Francesca Ward at St Antony’s Primary, Forest Gate was nominated for her involvement in a housing campaign with TELCO. Concerned that the school would lose good teachers due to the cost of housing in the area, she raised awareness and encouraged the local authority to build affordable housing for teachers. As part of her campaign, she wrote to the local council and bravely presented to over 1,000 people at the TELCO 20th Celebration. She received the citizenship award in tandem with Darcie Bushnell who, like other nominees, had her hair cut in support of The Little Princess Trust.

At Trinity High School in Woodford Green, meanwhile, David Emeka was also nominated for his work with TELCO, along with joint head boy Jerome Adrien, and Tyler Emmanuel and Jessica Lyons who have raised considerable sums of money for CAFOD and homeless charity St. Mungo’s.

All the nominees received their awards from Bishop Alan Williams during the ceremony. He quoted Pope Francis: “Jesus wants to be your friend, and wants you to spread the joy of this friendship everywhere.” The  young citizens had shown that friendship by their good work at home, in schools and in parishes, he said.

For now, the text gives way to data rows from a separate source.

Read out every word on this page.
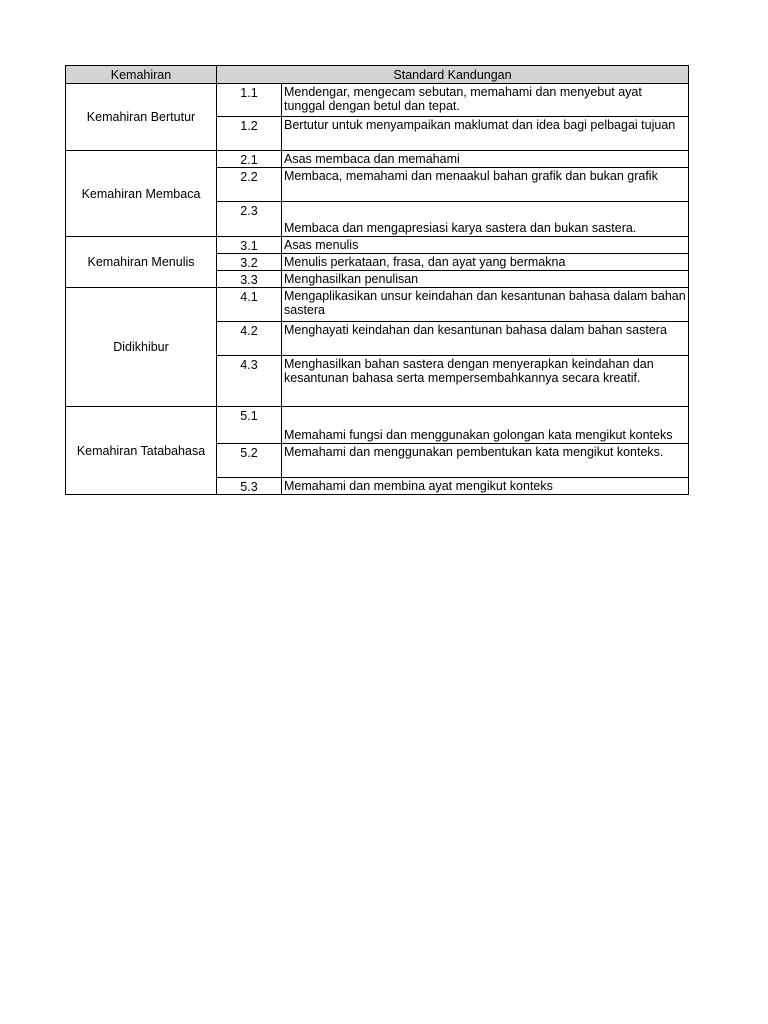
Kemahiran	Standard Kandungan	
Kemahiran Bertutur	1.1	Mendengar, mengecam sebutan, memahami dan menyebut ayat tunggal dengan betul dan tepat.
	1.2	Bertutur untuk menyampaikan maklumat dan idea bagi pelbagai tujuan
Kemahiran Membaca	2.1	Asas membaca dan memahami
	2.2	Membaca, memahami dan menaakul bahan grafik dan bukan grafik
	2.3	Membaca dan mengapresiasi karya sastera dan bukan sastera.
Kemahiran Menulis	3.1	Asas menulis
	3.2	Menulis perkataan, frasa, dan ayat yang bermakna
	3.3	Menghasilkan penulisan
Didikhibur	4.1	Mengaplikasikan unsur keindahan dan kesantunan bahasa dalam bahan sastera
	4.2	Menghayati keindahan dan kesantunan bahasa dalam bahan sastera
	4.3	Menghasilkan bahan sastera dengan menyerapkan keindahan dan kesantunan bahasa serta mempersembahkannya secara kreatif.
Kemahiran Tatabahasa	5.1	Memahami fungsi dan menggunakan golongan kata mengikut konteks
	5.2	Memahami dan menggunakan pembentukan kata mengikut konteks.
	5.3	Memahami dan membina ayat mengikut konteks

Director of Education for the diocese Robert Simpson summed up the event. “What a fantastic celebration of all that is good. It was a privilege to be able to attend and applaud the very positive actions of children and young people from across our Catholic schools. It is amazing to see the depths of love and care that they show to others.”

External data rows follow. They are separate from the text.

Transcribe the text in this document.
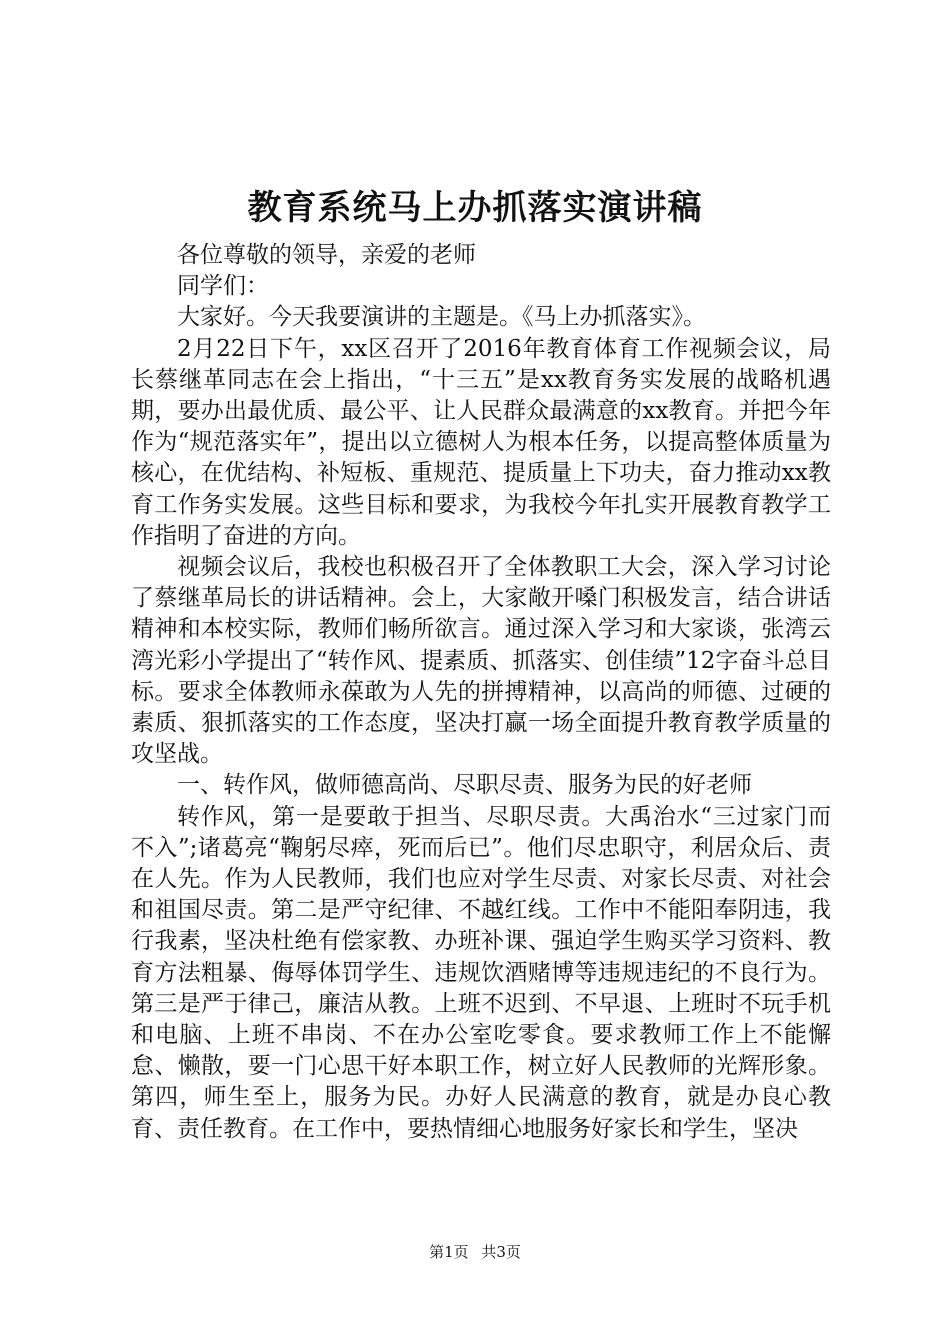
教育系统马上办抓落实演讲稿

各位尊敬的领导，亲爱的老师

同学们：

大家好。今天我要演讲的主题是。《马上办抓落实》。

2月22日下午，xx区召开了2016年教育体育工作视频会议，局长蔡继革同志在会上指出，“十三五”是xx教育务实发展的战略机遇期，要办出最优质、最公平、让人民群众最满意的xx教育。并把今年作为“规范落实年”，提出以立德树人为根本任务，以提高整体质量为核心，在优结构、补短板、重规范、提质量上下功夫，奋力推动xx教育工作务实发展。这些目标和要求，为我校今年扎实开展教育教学工作指明了奋进的方向。

视频会议后，我校也积极召开了全体教职工大会，深入学习讨论了蔡继革局长的讲话精神。会上，大家敞开嗓门积极发言，结合讲话精神和本校实际，教师们畅所欲言。通过深入学习和大家谈，张湾云湾光彩小学提出了“转作风、提素质、抓落实、创佳绩”12字奋斗总目标。要求全体教师永葆敢为人先的拼搏精神，以高尚的师德、过硬的素质、狠抓落实的工作态度，坚决打赢一场全面提升教育教学质量的攻坚战。

一、转作风，做师德高尚、尽职尽责、服务为民的好老师

转作风，第一是要敢于担当、尽职尽责。大禹治水“三过家门而不入”;诸葛亮“鞠躬尽瘁，死而后已”。他们尽忠职守，利居众后、责在人先。作为人民教师，我们也应对学生尽责、对家长尽责、对社会和祖国尽责。第二是严守纪律、不越红线。工作中不能阳奉阴违，我行我素，坚决杜绝有偿家教、办班补课、强迫学生购买学习资料、教育方法粗暴、侮辱体罚学生、违规饮酒赌博等违规违纪的不良行为。第三是严于律己，廉洁从教。上班不迟到、不早退、上班时不玩手机和电脑、上班不串岗、不在办公室吃零食。要求教师工作上不能懈怠、懒散，要一门心思干好本职工作，树立好人民教师的光辉形象。第四，师生至上，服务为民。办好人民满意的教育，就是办良心教育、责任教育。在工作中，要热情细心地服务好家长和学生，坚决

第1页 共3页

The Brentwood Catholic Schools’ Citizenship Awards were inspired by Professor Lord David Alton in 2002 as a way to respond to government requirements re the inclusion of citizenship in the curriculum. Then just 11 schools took part. Lord Alton was a pupil at St Helen’s, Brentwood and the Campion School, Hornchurch. An MP for many years, he is now a cross-bench peer in the House of Lords. Lord Alton was Professor of Citizenship, Liverpool John Moores University from 1997 to 2016.